Nigerian streamer and YouTuber (born 2005)

Habeeb Hamzat (born 2005), known professionally as Peller, is a Nigerian online streamer and content creator. Peller emerged online around 2023, known for his sarcastic manner and reluctance while streaming. He currently holds the highest-viewed stream in Africa with 512k views, surpassing his previous record of 260k views, which featured popular Nigerian artist Olamide. He won the "Best Content Creator" at the Trace Awards & Festival in 2024.

== Early life ==
Peller was born in 2005. He attended Providence Primary School for his primary education and later Frontrunner Academy for his secondary education.

== Career ==
Inspired by Kai Cenat, Fanum, IShowSpeed, and Duke, Peller launched his career in 2021. Initially, his efforts garnered little attention, but he persevered. In 2024, he launched his comedy series, Peller's Palava, after collaborating with Nigerian TikToker Jadrolita (Javis).His popularity soared when Nigerian-Canadian rapper Dax joined him on a live stream. Additionally, rapper Olamide co-signed him during live sessions. Peller's breakthrough culminated in winning "Best Content Creator" at the Trace Awards Africa on 8 July 2024.

== Personal life ==
In 2025, Peller announced his conversion to Christianity from Islam, attributing his decision partly to childhood trauma experienced at a traditional Quranic school, which had gradually alienated him from his former faith.

On 21 January 2026, popular American streamer, Darren Jason Watkins Jr, professionally known as IShowSpeed, held a birthday livestream tour in Nigeria.

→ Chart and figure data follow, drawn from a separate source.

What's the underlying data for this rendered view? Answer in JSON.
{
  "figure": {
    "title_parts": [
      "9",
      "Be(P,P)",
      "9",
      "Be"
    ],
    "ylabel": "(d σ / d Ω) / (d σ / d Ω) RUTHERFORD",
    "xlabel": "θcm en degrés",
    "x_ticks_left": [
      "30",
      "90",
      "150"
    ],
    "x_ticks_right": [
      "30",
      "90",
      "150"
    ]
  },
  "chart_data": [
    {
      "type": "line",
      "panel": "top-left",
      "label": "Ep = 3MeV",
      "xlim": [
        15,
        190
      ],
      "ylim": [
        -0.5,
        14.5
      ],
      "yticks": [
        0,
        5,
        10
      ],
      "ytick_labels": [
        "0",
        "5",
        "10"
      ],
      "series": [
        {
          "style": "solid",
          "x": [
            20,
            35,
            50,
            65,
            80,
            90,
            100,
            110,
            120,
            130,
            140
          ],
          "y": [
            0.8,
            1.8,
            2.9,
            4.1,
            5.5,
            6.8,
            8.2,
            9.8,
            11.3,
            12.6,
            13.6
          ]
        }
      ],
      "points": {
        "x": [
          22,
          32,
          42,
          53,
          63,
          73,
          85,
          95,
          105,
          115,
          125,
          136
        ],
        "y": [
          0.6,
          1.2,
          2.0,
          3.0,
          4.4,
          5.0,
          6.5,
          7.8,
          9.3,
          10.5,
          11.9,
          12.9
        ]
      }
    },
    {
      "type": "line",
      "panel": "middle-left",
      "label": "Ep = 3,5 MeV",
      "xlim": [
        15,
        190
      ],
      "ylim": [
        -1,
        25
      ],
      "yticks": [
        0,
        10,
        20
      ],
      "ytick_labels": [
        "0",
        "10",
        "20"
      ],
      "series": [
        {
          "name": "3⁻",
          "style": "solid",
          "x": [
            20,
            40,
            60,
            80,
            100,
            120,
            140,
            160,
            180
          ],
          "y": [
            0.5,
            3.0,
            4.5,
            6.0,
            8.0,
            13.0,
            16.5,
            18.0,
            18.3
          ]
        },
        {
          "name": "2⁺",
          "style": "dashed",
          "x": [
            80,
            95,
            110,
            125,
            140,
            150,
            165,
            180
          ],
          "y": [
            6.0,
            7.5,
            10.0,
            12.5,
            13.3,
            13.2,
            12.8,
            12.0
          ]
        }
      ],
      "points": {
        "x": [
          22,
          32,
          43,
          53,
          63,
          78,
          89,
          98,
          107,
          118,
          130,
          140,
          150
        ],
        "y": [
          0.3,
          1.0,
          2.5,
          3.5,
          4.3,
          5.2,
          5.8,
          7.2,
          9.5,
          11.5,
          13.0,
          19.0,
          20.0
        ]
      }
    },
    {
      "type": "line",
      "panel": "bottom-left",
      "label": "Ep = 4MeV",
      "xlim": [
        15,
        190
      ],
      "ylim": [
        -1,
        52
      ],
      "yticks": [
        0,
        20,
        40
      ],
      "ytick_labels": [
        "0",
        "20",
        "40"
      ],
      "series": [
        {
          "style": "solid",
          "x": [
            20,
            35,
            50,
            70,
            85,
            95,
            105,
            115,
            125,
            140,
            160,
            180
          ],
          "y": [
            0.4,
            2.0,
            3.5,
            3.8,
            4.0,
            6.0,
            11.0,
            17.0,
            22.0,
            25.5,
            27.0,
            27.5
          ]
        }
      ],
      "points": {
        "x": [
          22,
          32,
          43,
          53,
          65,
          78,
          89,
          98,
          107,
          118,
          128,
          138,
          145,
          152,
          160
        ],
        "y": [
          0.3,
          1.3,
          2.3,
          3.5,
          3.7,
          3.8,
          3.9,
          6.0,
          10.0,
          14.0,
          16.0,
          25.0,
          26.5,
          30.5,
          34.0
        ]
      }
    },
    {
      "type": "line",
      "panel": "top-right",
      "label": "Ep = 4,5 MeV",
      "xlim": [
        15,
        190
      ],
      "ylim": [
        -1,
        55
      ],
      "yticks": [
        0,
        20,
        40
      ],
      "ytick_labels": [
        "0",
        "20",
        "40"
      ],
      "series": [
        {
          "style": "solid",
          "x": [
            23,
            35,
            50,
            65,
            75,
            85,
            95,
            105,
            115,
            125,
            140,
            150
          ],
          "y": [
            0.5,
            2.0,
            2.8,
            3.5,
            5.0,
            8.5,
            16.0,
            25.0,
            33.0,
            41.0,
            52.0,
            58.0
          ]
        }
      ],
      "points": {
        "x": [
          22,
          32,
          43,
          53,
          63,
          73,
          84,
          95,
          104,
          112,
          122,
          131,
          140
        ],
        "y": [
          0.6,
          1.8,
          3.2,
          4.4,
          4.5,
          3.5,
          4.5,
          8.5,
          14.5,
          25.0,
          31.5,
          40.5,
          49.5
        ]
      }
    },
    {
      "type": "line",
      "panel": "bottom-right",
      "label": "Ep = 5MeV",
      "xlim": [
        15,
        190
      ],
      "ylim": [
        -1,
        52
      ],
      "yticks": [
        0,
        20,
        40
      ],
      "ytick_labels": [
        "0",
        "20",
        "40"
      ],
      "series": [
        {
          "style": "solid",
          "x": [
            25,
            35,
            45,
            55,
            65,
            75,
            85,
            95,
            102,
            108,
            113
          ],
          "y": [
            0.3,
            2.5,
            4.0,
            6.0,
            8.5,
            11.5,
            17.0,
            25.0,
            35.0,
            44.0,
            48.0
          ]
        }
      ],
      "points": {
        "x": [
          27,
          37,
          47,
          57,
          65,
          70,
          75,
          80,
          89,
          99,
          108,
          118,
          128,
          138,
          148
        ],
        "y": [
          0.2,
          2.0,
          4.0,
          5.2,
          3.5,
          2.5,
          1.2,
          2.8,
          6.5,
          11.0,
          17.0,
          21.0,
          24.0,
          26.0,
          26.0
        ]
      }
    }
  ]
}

Peller was seen attempting to approach IShowSpeed during the livestream, but was intercepted by the streamer's bodyguard. Some hours later, Peller chased after IShowSpeed's convoy on a horse, trying to get the American streamer's attention, but was ignored.

On July 29, 2026 in a court wedding, Peller officially married fellow content creator Amoudu Elizabeth Aminata popularly known as Jarvis

On 1 August 2026, Peller and fellow content creator Amoudu Elizabeth Aminata, popularly known as Jarvis, held their traditional wedding ceremony in Lagos. Their white wedding ceremony was held on 8 August 2026.